Style: Can’t Be Taught, MUST Be Found
While it may seem odd for a cold-calling business to write a blog about style, the truth is every caller needs to find it if they want to achieve their cold calling goals.
Cold calling works because of the human connection factor. Today’s leading experts emphasize the importance of opening up a conversation with your prospect. (You can read how this point was hammered home at a recent sales and marketing conference in Boston we attended by clicking here.) This is a much less sales-y approach than the more traditional cold calling model, but extremely more effective as we know first-hand here at VSA.
Conversation is where style really comes into play. Your style is your personality. There is no rule to style except that it must be authentically yours. As humans, our ability to detect inauthenticity has been honed over thousands of years of evolution. Even over the phone, we know when someone is not being real and it turns us off. It certainly doesn’t pave the way for effective, open dialogue.
There are many aspects of cold-calling that can, and should, be taught. They include things like pacing, tone and how to overcome common objections. No amount of style can replace the benefit of understanding these techniques.
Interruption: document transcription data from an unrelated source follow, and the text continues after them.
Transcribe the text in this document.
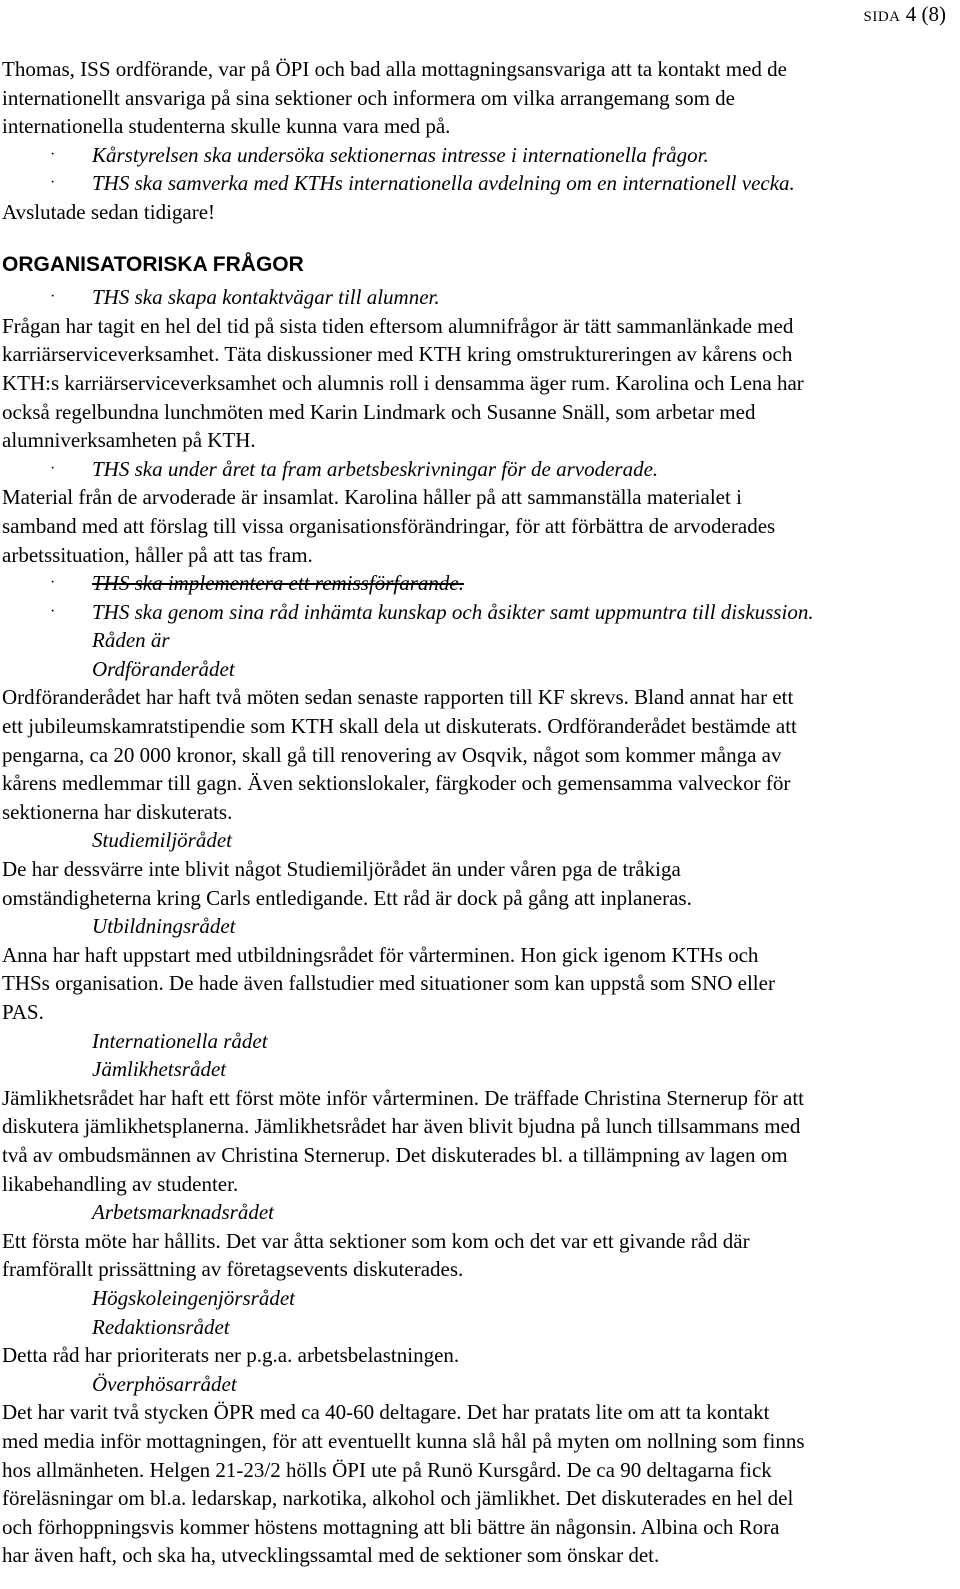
SIDA 4 (8)
Thomas, ISS ordförande, var på ÖPI och bad alla mottagningsansvariga att ta kontakt med de
internationellt ansvariga på sina sektioner och informera om vilka arrangemang som de
internationella studenterna skulle kunna vara med på.
· Kårstyrelsen ska undersöka sektionernas intresse i internationella frågor.
· THS ska samverka med KTHs internationella avdelning om en internationell vecka.
Avslutade sedan tidigare!
ORGANISATORISKA FRÅGOR
· THS ska skapa kontaktvägar till alumner.
Frågan har tagit en hel del tid på sista tiden eftersom alumnifrågor är tätt sammanlänkade med
karriärserviceverksamhet. Täta diskussioner med KTH kring omstruktureringen av kårens och
KTH:s karriärserviceverksamhet och alumnis roll i densamma äger rum. Karolina och Lena har
också regelbundna lunchmöten med Karin Lindmark och Susanne Snäll, som arbetar med
alumniverksamheten på KTH.
· THS ska under året ta fram arbetsbeskrivningar för de arvoderade.
Material från de arvoderade är insamlat. Karolina håller på att sammanställa materialet i
samband med att förslag till vissa organisationsförändringar, för att förbättra de arvoderades
arbetssituation, håller på att tas fram.
· THS ska implementera ett remissförfarande.
· THS ska genom sina råd inhämta kunskap och åsikter samt uppmuntra till diskussion.
Råden är
Ordföranderådet
Ordföranderådet har haft två möten sedan senaste rapporten till KF skrevs. Bland annat har ett
ett jubileumskamratstipendie som KTH skall dela ut diskuterats. Ordföranderådet bestämde att
pengarna, ca 20 000 kronor, skall gå till renovering av Osqvik, något som kommer många av
kårens medlemmar till gagn. Även sektionslokaler, färgkoder och gemensamma valveckor för
sektionerna har diskuterats.
Studiemiljörådet
De har dessvärre inte blivit något Studiemiljörådet än under våren pga de tråkiga
omständigheterna kring Carls entledigande. Ett råd är dock på gång att inplaneras.
Utbildningsrådet
Anna har haft uppstart med utbildningsrådet för vårterminen. Hon gick igenom KTHs och
THSs organisation. De hade även fallstudier med situationer som kan uppstå som SNO eller
PAS.
Internationella rådet
Jämlikhetsrådet
Jämlikhetsrådet har haft ett först möte inför vårterminen. De träffade Christina Sternerup för att
diskutera jämlikhetsplanerna. Jämlikhetsrådet har även blivit bjudna på lunch tillsammans med
två av ombudsmännen av Christina Sternerup. Det diskuterades bl. a tillämpning av lagen om
likabehandling av studenter.
Arbetsmarknadsrådet
Ett första möte har hållits. Det var åtta sektioner som kom och det var ett givande råd där
framförallt prissättning av företagsevents diskuterades.
Högskoleingenjörsrådet
Redaktionsrådet
Detta råd har prioriterats ner p.g.a. arbetsbelastningen.
Överphösarrådet
Det har varit två stycken ÖPR med ca 40-60 deltagare. Det har pratats lite om att ta kontakt
med media inför mottagningen, för att eventuellt kunna slå hål på myten om nollning som finns
hos allmänheten. Helgen 21-23/2 hölls ÖPI ute på Runö Kursgård. De ca 90 deltagarna fick
föreläsningar om bl.a. ledarskap, narkotika, alkohol och jämlikhet. Det diskuterades en hel del
och förhoppningsvis kommer höstens mottagning att bli bättre än någonsin. Albina och Rora
har även haft, och ska ha, utvecklingssamtal med de sektioner som önskar det.
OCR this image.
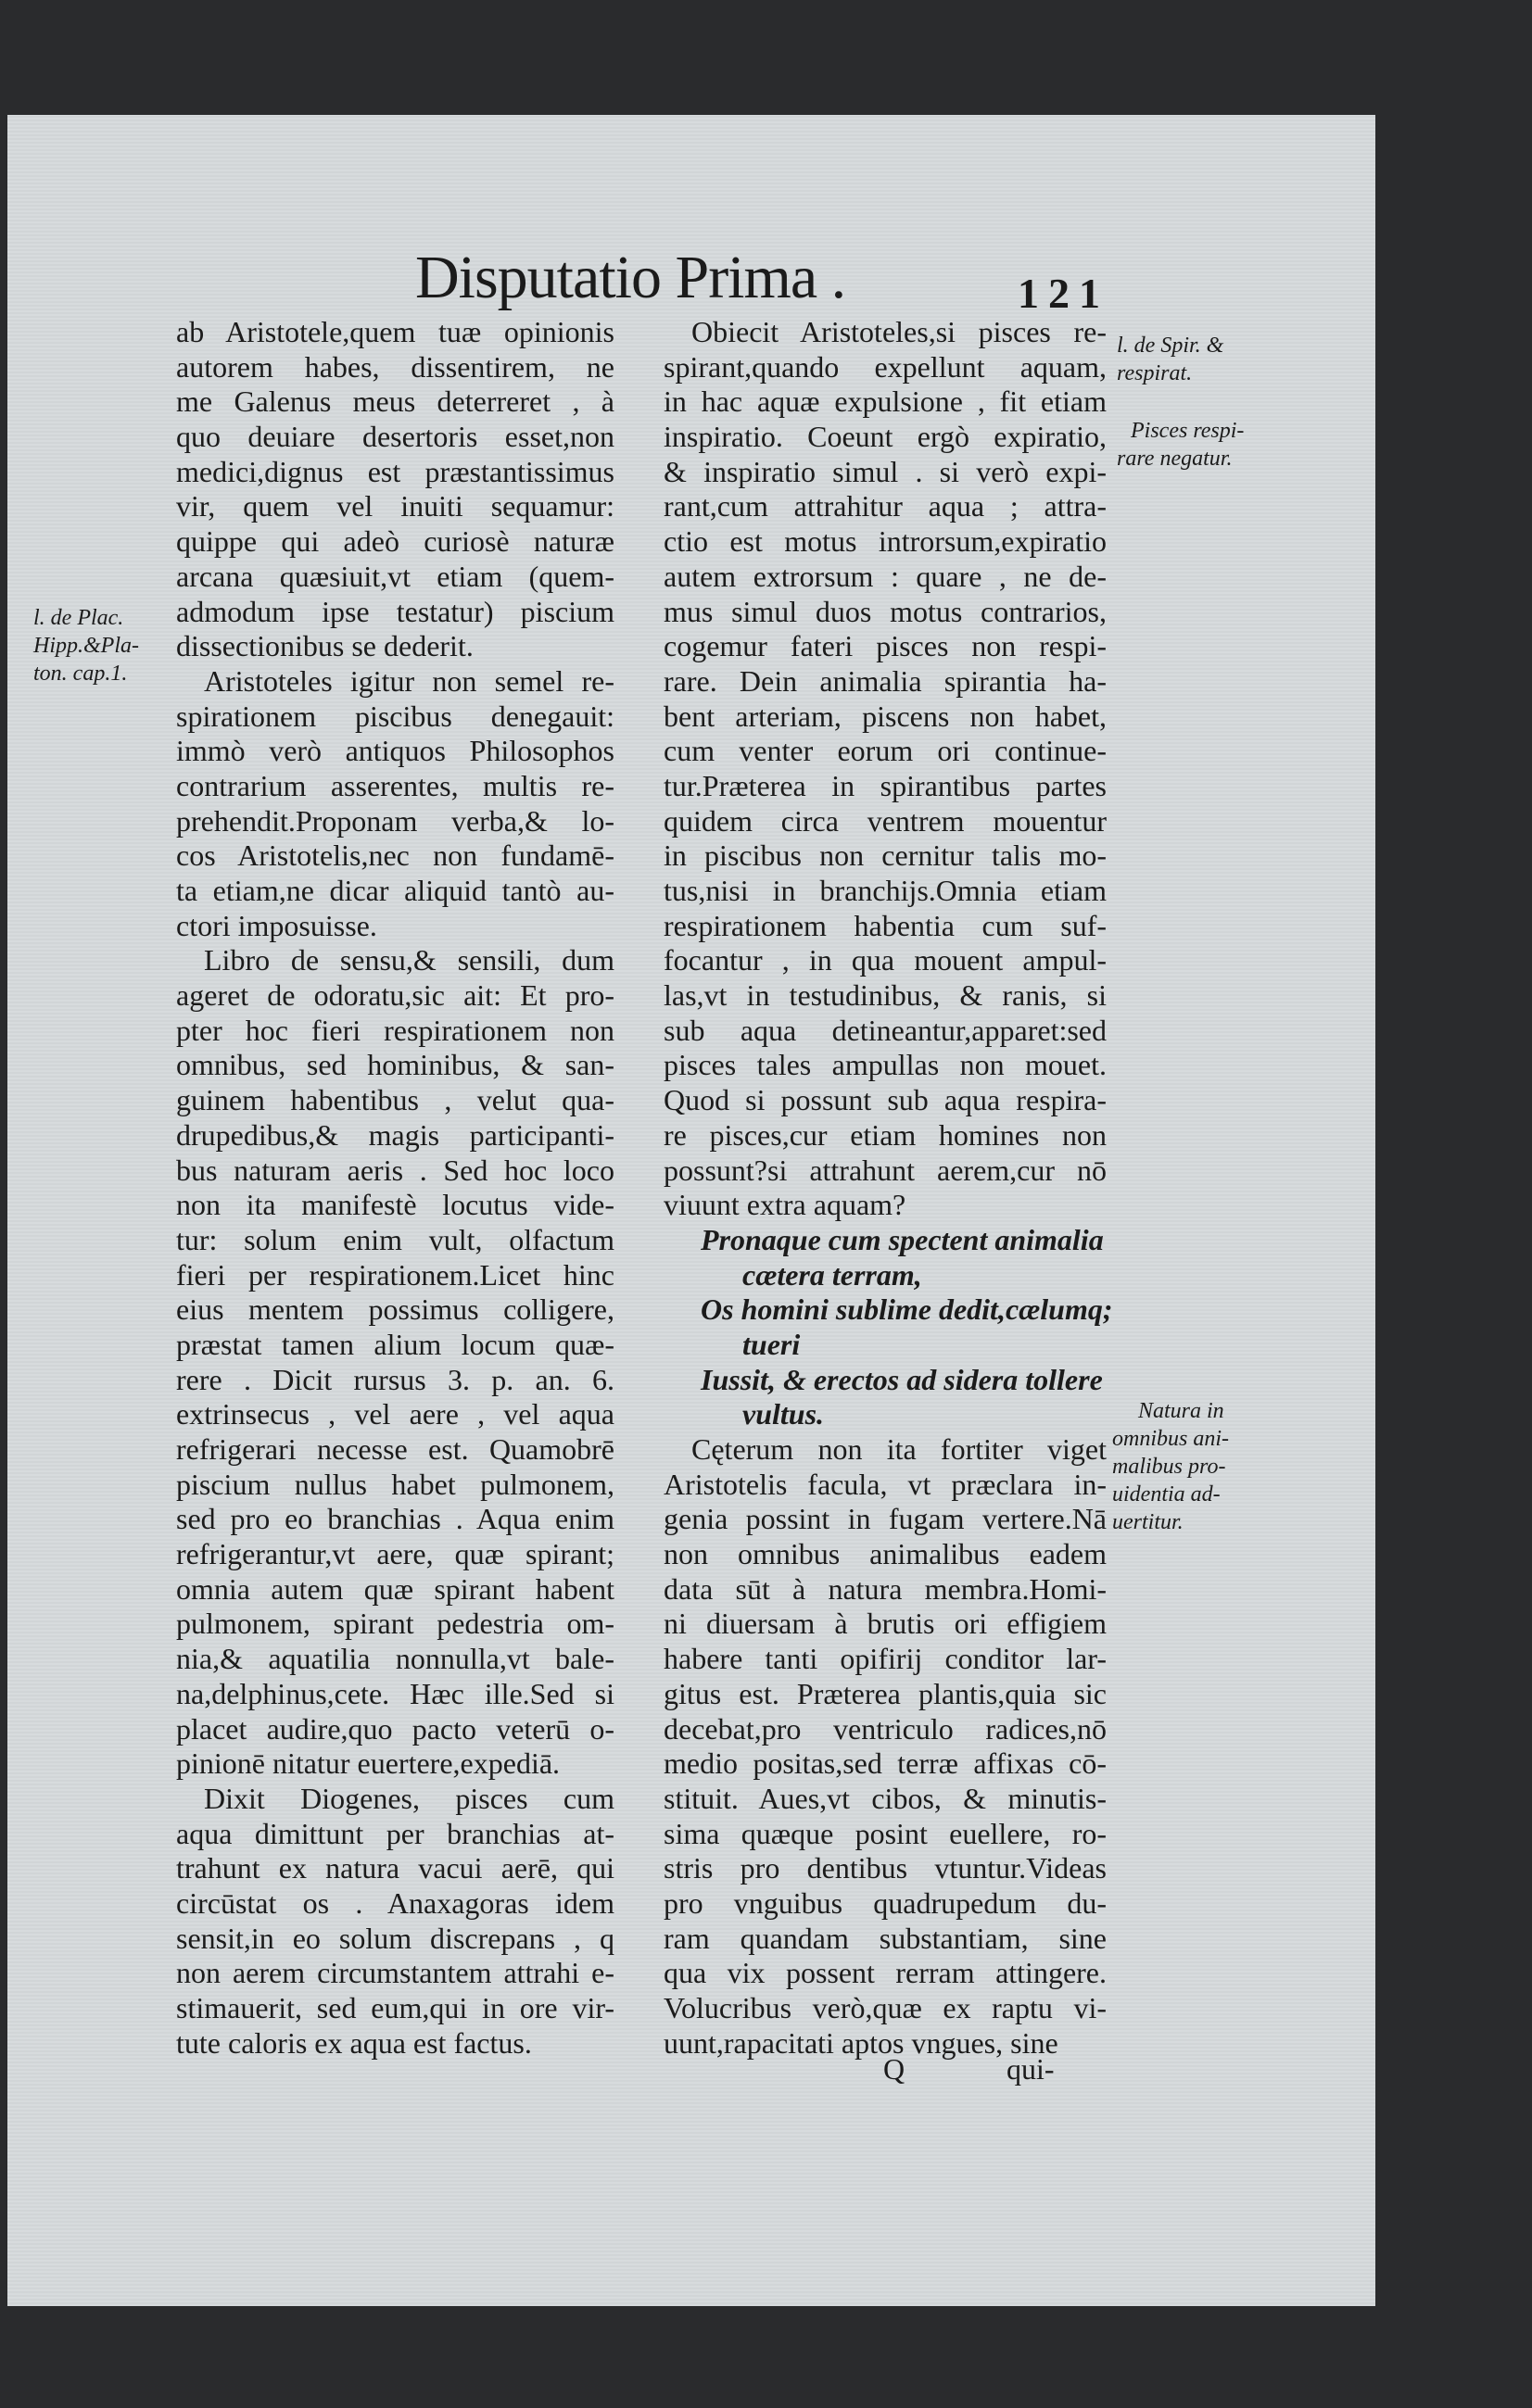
Disputatio Prima .	121
ab Aristotele,quem tuæ opinionis
autorem habes, dissentirem, ne
me Galenus meus deterreret , à
quo deuiare desertoris esset,non
medici,dignus est præstantissimus
vir, quem vel inuiti sequamur:
quippe qui adeò curiosè naturæ
arcana quæsiuit,vt etiam (quem-
admodum ipse testatur) piscium
dissectionibus se dederit.
Aristoteles igitur non semel re-
spirationem piscibus denegauit:
immò verò antiquos Philosophos
contrarium asserentes, multis re-
prehendit.Proponam verba,& lo-
cos Aristotelis,nec non fundamē-
ta etiam,ne dicar aliquid tantò au-
ctori imposuisse.
Libro de sensu,& sensili, dum
ageret de odoratu,sic ait: Et pro-
pter hoc fieri respirationem non
omnibus, sed hominibus, & san-
guinem habentibus , velut qua-
drupedibus,& magis participanti-
bus naturam aeris . Sed hoc loco
non ita manifestè locutus vide-
tur: solum enim vult, olfactum
fieri per respirationem.Licet hinc
eius mentem possimus colligere,
præstat tamen alium locum quæ-
rere . Dicit rursus 3. p. an. 6.
extrinsecus , vel aere , vel aqua
refrigerari necesse est. Quamobrē
piscium nullus habet pulmonem,
sed pro eo branchias . Aqua enim
refrigerantur,vt aere, quæ spirant;
omnia autem quæ spirant habent
pulmonem, spirant pedestria om-
nia,& aquatilia nonnulla,vt bale-
na,delphinus,cete. Hæc ille.Sed si
placet audire,quo pacto veterū o-
pinionē nitatur euertere,expediā.
Dixit Diogenes, pisces cum
aqua dimittunt per branchias at-
trahunt ex natura vacui aerē, qui
circūstat os . Anaxagoras idem
sensit,in eo solum discrepans , q
non aerem circumstantem attrahi e-
stimauerit, sed eum,qui in ore vir-
tute caloris ex aqua est factus.
Obiecit Aristoteles,si pisces re-
spirant,quando expellunt aquam,
in hac aquæ expulsione , fit etiam
inspiratio. Coeunt ergò expiratio,
& inspiratio simul . si verò expi-
rant,cum attrahitur aqua ; attra-
ctio est motus introrsum,expiratio
autem extrorsum : quare , ne de-
mus simul duos motus contrarios,
cogemur fateri pisces non respi-
rare. Dein animalia spirantia ha-
bent arteriam, piscens non habet,
cum venter eorum ori continue-
tur.Præterea in spirantibus partes
quidem circa ventrem mouentur
in piscibus non cernitur talis mo-
tus,nisi in branchijs.Omnia etiam
respirationem habentia cum suf-
focantur , in qua mouent ampul-
las,vt in testudinibus, & ranis, si
sub aqua detineantur,apparet:sed
pisces tales ampullas non mouet.
Quod si possunt sub aqua respira-
re pisces,cur etiam homines non
possunt?si attrahunt aerem,cur nō
viuunt extra aquam?
Pronaque cum spectent animalia
cætera terram,
Os homini sublime dedit,cælumq;
tueri
Iussit, & erectos ad sidera tollere
vultus.
Cęterum non ita fortiter viget
Aristotelis facula, vt præclara in-
genia possint in fugam vertere.Nā
non omnibus animalibus eadem
data sūt à natura membra.Homi-
ni diuersam à brutis ori effigiem
habere tanti opifirij conditor lar-
gitus est. Præterea plantis,quia sic
decebat,pro ventriculo radices,nō
medio positas,sed terræ affixas cō-
stituit. Aues,vt cibos, & minutis-
sima quæque posint euellere, ro-
stris pro dentibus vtuntur.Videas
pro vnguibus quadrupedum du-
ram quandam substantiam, sine
qua vix possent rerram attingere.
Volucribus verò,quæ ex raptu vi-
uunt,rapacitati aptos vngues, sine
Q	qui-
l. de Plac.
Hipp.&Pla-
ton. cap.1.
l. de Spir. &
respirat.
Pisces respi-
rare negatur.
Natura in
omnibus ani-
malibus pro-
uidentia ad-
uertitur.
However, no amount of technique can replace personality and true engagement.
Unlike technique, style cannot be taught. It needs to be found, or rather tapped into. The most important thing to remember is to be yourself. As stated previously, we humans are very adept at sniffing out the unauthentic. While you might admire a colleague’s particular flair or style and may, in fact, steal one or two catchy phrases or conversation starters from them, we strongly advise against trying to mimic them exactly. Unless you are Meryl Streep or Daniel Day Lewis, you’ll fail miserably at convincing anyone that’s who you really are.
Recently, we had a caller on a program who was driven to achieve better results on her calls. She spent quite some time studying and listening to the phone calls of a colleague who was the highest performer on the team. For a while, she tried copying her cold calling style, but to no avail. In a coaching session, her program manager encouraged her to find her own style and she soon became the second highest producer on the team.
It’s important to note that while you always need to be authentic, you don’t necessarily need to be as authentic as you would be with, say, your best friend. Think of your cold-calling personality and style as the “you” you would present to your future in-laws the first time you met them. You’d be yourself, of course, but yourself on your best behavior.